About the use of the decoder in pts_bbox_head and model outputs in ViDAR training

Open Sora-tabata opened this issue 1 year ago • 1 comments

Dear authors,

First of all, thank you for your excellent work on ViDAR.

I have been studying the configuration file for training the ViDAR model and noticed the following comment in the pts_bbox_head section:

# !!!!!!! DECODER NOT USED !!!!!!!

I have a few questions regarding the model output and training purpose based on this observation.

Model Output What is the primary output of the model in this training configuration? Is the model mainly performing future point cloud prediction? Are tasks such as 3D object detection or segmentation included in this training configuration?
Purpose of Training Is this configuration intended solely for pre-training purposes (i.e., future point cloud prediction)? Or does it also include training for downstream tasks like 3D object detection and segmentation?
Role of pts_bbox_head Could you clarify how pts_bbox_head is used in this training configuration?
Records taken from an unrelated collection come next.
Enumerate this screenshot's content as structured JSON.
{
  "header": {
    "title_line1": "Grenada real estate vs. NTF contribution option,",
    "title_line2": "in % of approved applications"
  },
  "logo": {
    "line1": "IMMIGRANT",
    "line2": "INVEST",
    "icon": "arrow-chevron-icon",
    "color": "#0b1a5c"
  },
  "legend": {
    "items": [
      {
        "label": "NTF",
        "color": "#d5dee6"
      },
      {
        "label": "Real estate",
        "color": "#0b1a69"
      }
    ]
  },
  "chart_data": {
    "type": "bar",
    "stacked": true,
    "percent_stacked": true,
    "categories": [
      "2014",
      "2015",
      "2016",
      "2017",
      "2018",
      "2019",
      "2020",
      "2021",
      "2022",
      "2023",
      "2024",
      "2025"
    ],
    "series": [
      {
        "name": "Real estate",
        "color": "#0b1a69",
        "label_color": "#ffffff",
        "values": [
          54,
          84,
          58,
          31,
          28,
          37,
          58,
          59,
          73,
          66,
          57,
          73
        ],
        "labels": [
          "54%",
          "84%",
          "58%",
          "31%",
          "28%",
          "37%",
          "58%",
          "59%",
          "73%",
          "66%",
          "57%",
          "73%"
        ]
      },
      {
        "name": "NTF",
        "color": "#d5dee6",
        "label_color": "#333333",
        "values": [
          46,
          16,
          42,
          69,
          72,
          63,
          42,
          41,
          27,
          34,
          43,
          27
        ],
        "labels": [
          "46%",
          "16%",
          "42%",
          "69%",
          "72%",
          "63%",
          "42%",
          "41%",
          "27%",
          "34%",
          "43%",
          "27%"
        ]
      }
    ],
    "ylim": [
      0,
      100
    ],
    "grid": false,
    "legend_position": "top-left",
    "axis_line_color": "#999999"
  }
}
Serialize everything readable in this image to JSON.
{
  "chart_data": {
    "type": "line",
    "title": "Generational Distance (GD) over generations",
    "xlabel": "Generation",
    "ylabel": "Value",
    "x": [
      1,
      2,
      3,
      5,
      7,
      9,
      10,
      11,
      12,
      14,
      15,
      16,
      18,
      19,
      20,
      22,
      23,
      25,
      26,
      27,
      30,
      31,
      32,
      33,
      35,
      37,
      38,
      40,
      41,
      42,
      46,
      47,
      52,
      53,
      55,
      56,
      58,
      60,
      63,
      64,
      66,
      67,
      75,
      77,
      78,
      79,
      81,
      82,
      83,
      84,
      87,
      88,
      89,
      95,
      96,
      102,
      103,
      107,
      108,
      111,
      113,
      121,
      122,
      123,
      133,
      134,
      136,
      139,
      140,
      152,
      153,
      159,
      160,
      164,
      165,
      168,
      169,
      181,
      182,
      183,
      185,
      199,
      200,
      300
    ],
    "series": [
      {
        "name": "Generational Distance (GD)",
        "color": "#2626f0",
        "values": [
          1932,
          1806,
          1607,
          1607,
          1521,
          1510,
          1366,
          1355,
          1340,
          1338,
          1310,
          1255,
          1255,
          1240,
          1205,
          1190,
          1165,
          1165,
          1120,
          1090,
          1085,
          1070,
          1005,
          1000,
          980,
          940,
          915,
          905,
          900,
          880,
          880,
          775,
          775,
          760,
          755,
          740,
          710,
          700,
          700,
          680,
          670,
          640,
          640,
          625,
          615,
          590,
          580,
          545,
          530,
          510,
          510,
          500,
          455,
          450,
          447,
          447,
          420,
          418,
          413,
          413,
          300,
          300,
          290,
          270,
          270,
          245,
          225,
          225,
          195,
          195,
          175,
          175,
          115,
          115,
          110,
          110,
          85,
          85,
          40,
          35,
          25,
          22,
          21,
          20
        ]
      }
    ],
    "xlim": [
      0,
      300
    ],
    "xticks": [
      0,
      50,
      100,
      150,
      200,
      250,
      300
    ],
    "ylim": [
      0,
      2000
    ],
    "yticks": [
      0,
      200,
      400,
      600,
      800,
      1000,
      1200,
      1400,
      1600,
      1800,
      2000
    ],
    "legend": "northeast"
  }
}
Additionally, any details on the specific outputs of the model would be greatly appreciated. Thank you very much for your time and assistance. I look forward to your guidance on these questions.

Best regards,

Oct 25 '24 06:10 Sora-tabata

@Sora-tabata Hi, i also encountered the same problem. Can you understand the purpose of using pts_box-head (executing ViDARBEVFormerHead) in the configuration file during the training of a pre-text task (point cloud forecasting)?

Thanks ！

Mar 03 '25 14:03 pupu-chenyanyan